Did you count? Thrice do democracy words get into that question.
Isn't that a loaded question, not to mention biased and factually wrong?
Oh, Condi's reply:-
Yes, Hamas was elected, but Hamas was also elected to act responsibly, and Hamas has not acted responsibly. They have refused important international agreements that Palestinians signed and have held to for more than a decade. They have refused to renounce violence. It's very hard to imagine a partner for peace that refuses to renounce violence and refuses to recognize the right of the other partner to even exist — not to recognize the other partner, but to simply recognize the right of the other partner to exist.

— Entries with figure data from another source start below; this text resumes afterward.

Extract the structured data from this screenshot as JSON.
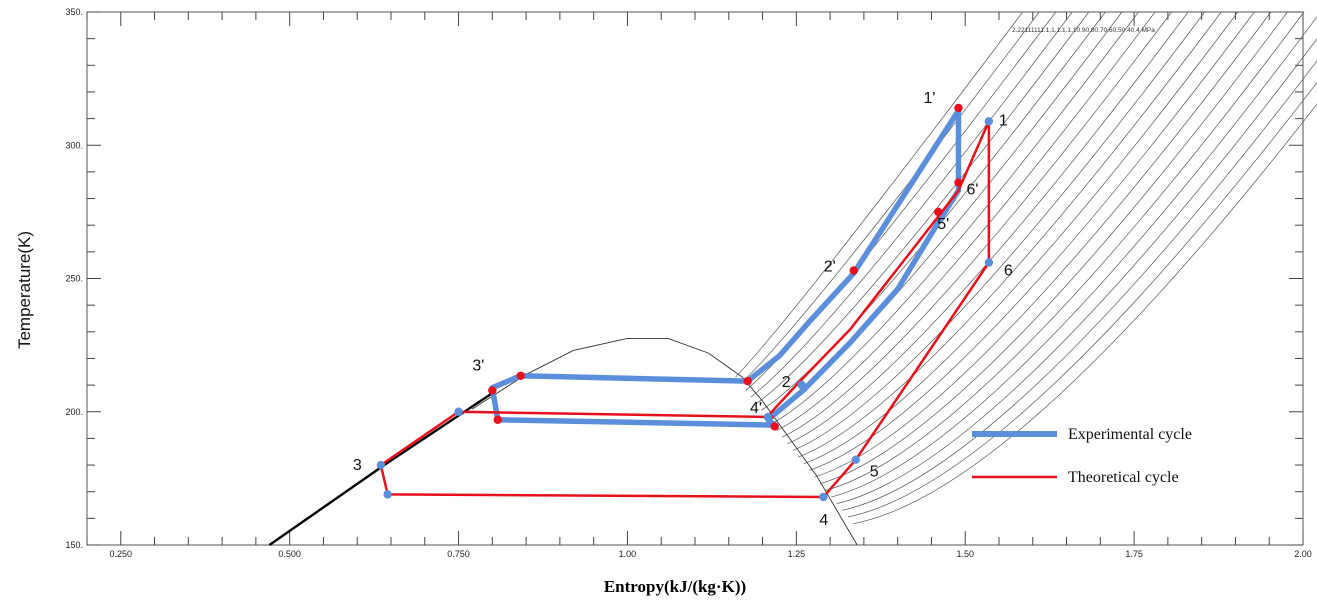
{
  "chart_data": {
    "type": "line",
    "title": "",
    "xlabel": "Entropy(kJ/(kg·K))",
    "ylabel": "Temperature(K)",
    "xlim": [
      0.2,
      2.0
    ],
    "ylim": [
      150,
      350
    ],
    "x_ticks": [
      {
        "value": 0.25,
        "label": "0.250"
      },
      {
        "value": 0.5,
        "label": "0.500"
      },
      {
        "value": 0.75,
        "label": "0.750"
      },
      {
        "value": 1.0,
        "label": "1.00"
      },
      {
        "value": 1.25,
        "label": "1.25"
      },
      {
        "value": 1.5,
        "label": "1.50"
      },
      {
        "value": 1.75,
        "label": "1.75"
      },
      {
        "value": 2.0,
        "label": "2.00"
      }
    ],
    "y_ticks": [
      {
        "value": 150,
        "label": "150."
      },
      {
        "value": 200,
        "label": "200."
      },
      {
        "value": 250,
        "label": "250."
      },
      {
        "value": 300,
        "label": "300."
      },
      {
        "value": 350,
        "label": "350."
      }
    ],
    "isobar_label": "2.22111111.1.1.1.1.1.10.90.80.70.60.50.40.4 MPa",
    "saturation_dome": {
      "x": [
        0.77,
        0.85,
        0.92,
        1.0,
        1.06,
        1.12,
        1.17,
        1.2,
        1.24,
        1.28,
        1.31,
        1.34
      ],
      "y": [
        201,
        214,
        223,
        227.5,
        227.5,
        222,
        213,
        204,
        190,
        176,
        163,
        150
      ]
    },
    "liquid_line": {
      "x": [
        0.47,
        0.64,
        0.8
      ],
      "y": [
        150,
        180,
        207
      ]
    },
    "series": [
      {
        "name": "Experimental cycle",
        "color": "#5b8fdc",
        "x": [
          1.49,
          1.335,
          1.27,
          1.225,
          1.178,
          0.842,
          0.8,
          0.808,
          1.218,
          1.208,
          1.26,
          1.33,
          1.4,
          1.46,
          1.49,
          1.49
        ],
        "y": [
          313,
          252,
          234,
          221,
          211.5,
          213.5,
          209,
          197,
          195,
          197,
          208,
          226,
          246,
          271,
          283,
          313
        ]
      },
      {
        "name": "Theoretical cycle",
        "color": "#e8101c",
        "x": [
          1.535,
          1.535,
          1.338,
          1.29,
          0.645,
          0.635,
          0.75,
          1.215,
          1.21,
          1.25,
          1.33,
          1.49,
          1.535
        ],
        "y": [
          309,
          256,
          182,
          168,
          169,
          180,
          200,
          198,
          199,
          210,
          231,
          283,
          309
        ]
      }
    ],
    "points": [
      {
        "label": "1'",
        "x": 1.49,
        "y": 314,
        "color": "#e8101c",
        "dx": -35,
        "dy": -5
      },
      {
        "label": "1",
        "x": 1.535,
        "y": 309,
        "color": "#5b8fdc",
        "dx": 10,
        "dy": 4
      },
      {
        "label": "6'",
        "x": 1.49,
        "y": 286,
        "color": "#e8101c",
        "dx": 8,
        "dy": 12
      },
      {
        "label": "5'",
        "x": 1.46,
        "y": 275,
        "color": "#e8101c",
        "dx": -1,
        "dy": 17
      },
      {
        "label": "6",
        "x": 1.535,
        "y": 256,
        "color": "#5b8fdc",
        "dx": 15,
        "dy": 13
      },
      {
        "label": "2'",
        "x": 1.335,
        "y": 253,
        "color": "#e8101c",
        "dx": -30,
        "dy": 1
      },
      {
        "label": "2",
        "x": 1.258,
        "y": 210,
        "color": "#5b8fdc",
        "dx": -20,
        "dy": 2
      },
      {
        "label": "3'",
        "x": 0.8,
        "y": 208,
        "color": "#e8101c",
        "dx": -20,
        "dy": -20
      },
      {
        "label": "4'",
        "x": 1.208,
        "y": 198,
        "color": "#5b8fdc",
        "dx": -18,
        "dy": -4
      },
      {
        "label": "3",
        "x": 0.635,
        "y": 180,
        "color": "#5b8fdc",
        "dx": -28,
        "dy": 5
      },
      {
        "label": "5",
        "x": 1.338,
        "y": 182,
        "color": "#5b8fdc",
        "dx": 14,
        "dy": 17
      },
      {
        "label": "4",
        "x": 1.29,
        "y": 168,
        "color": "#5b8fdc",
        "dx": -4,
        "dy": 28
      },
      {
        "x": 0.842,
        "y": 213.5,
        "color": "#e8101c"
      },
      {
        "x": 1.178,
        "y": 211.5,
        "color": "#e8101c"
      },
      {
        "x": 0.808,
        "y": 197,
        "color": "#e8101c"
      },
      {
        "x": 1.218,
        "y": 194.5,
        "color": "#e8101c"
      },
      {
        "x": 0.75,
        "y": 200,
        "color": "#5b8fdc"
      },
      {
        "x": 0.645,
        "y": 169,
        "color": "#5b8fdc"
      }
    ],
    "legend": {
      "placement": "bottom-right",
      "entries": [
        {
          "label": "Experimental cycle",
          "color": "#5b8fdc"
        },
        {
          "label": "Theoretical cycle",
          "color": "#e8101c"
        }
      ]
    },
    "grid": false
  }
}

And so I find rather strange the notion that we should somehow try and engage Hamas, a terrorist organization that clearly has not lived up to the responsibilities of governing, rather than to work with and strengthen the Palestinian president, who shares all of the values that will, in fact, bring about peace between Palestinians and Israelis...Hamas is a little more than an enemy of the United States. Hamas, of course, is a terrorist organization — listed by Europeans as a terrorist organization. And we saw what Hamas did in Gaza, when they threw people off of buildings and then knelt to pray. The violence in the Palestinian territories, and Gaza in particular, is directly related to Hamas activities.
So Michelle backs off, realizing how stupid she sounds:-
In asking the question, I certainly wasn't talking about rewarding Hamas or other terrorist organizations or any kind of rebels. But if you're trying to solve the thorniest foreign policy problems right now, is it possible to do that without sitting down with groups that mean to do us harm — with Hamas, with the Iraqi insurgents? How can you do that without, at some point, engaging them?
Michelle, read the rules of engagement, the ones the military uses to guide it in combat against the enemy.